Aunt’s corner

Dear Aunt Silvia,I am a married man and a father of eight children. My wife and I have six children together, while the other three children are triplets born when I was in college. After getting married I informed my wife immediately.

Sunday, January 02, 2011

Dear Aunt Silvia,
I am a married man and a father of eight children. My wife and I have six children together, while the other three children are triplets born when I was in college. After getting married I informed my wife immediately.

Even though she refused to accept them at the time, I kept quiet. After all these years of being together all my children are now grown ups-but recently when I brought up the subject, she told me that she will never accept my other three children.

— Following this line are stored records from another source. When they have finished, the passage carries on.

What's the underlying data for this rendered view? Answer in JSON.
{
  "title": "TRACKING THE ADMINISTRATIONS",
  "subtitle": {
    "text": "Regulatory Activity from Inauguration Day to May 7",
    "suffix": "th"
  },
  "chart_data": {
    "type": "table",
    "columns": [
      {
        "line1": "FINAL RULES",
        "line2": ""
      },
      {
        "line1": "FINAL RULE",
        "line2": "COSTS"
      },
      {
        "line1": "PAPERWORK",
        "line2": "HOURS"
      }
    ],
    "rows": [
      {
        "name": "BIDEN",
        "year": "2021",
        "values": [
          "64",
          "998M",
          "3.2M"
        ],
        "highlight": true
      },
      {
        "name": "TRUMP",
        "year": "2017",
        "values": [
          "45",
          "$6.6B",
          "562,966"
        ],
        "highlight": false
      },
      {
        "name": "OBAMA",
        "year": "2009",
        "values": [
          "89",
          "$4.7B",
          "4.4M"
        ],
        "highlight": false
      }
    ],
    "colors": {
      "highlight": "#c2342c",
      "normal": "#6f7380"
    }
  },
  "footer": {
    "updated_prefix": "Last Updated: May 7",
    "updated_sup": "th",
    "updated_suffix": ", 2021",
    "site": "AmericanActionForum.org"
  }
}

I am getting old and I need to give each of my children, even the triplets, their rightful inheritance. What should I do?
Al.

Dear Al,
You started your marriage on a very wrong footing. Had you stood your ground then, your wife would have had no option but to accept your children from the word go.

But the fact that you gave her a lee way to trample over you even in issues as sensitive as this one, then it will be very difficult to bring her round to accepting your children now.

For me, as far as this issue is concerned, it should be discussed with the entire family from both sides.

You cannot let the feelings of your wife ruin your children’s identity. Children are identified by their parents, and if they cannot have a right over you because of your wife, then think of what kind of relationship they will have with their half brothers and sisters.

Your children from your current wife should also be informed about the existence of their half brothers, and if possible make a point of introducing them to each other.

You never know what will happen tomorrow. The world has become a global village-these children might meet in a very uncompromising manner, which will make you live your life in regret.

As for the inheritance, how your wife feels has got nothing to do with your decision making.

Whether she likes it or not, those three children have your blood running in their veins and they should not by any means be denied what is rightfully theirs.

Remember they were not asked to be born in those circumstances.

Your wife might not want your children in her house, but that should not stop you and your children from communicating with them.

You should do what any other loving father should to all his children despite the circumstances. Children are children; none is more equal than the other in the eyes of their parents.

Make a proper decision as a man now, sit back and wait whatever comes your way.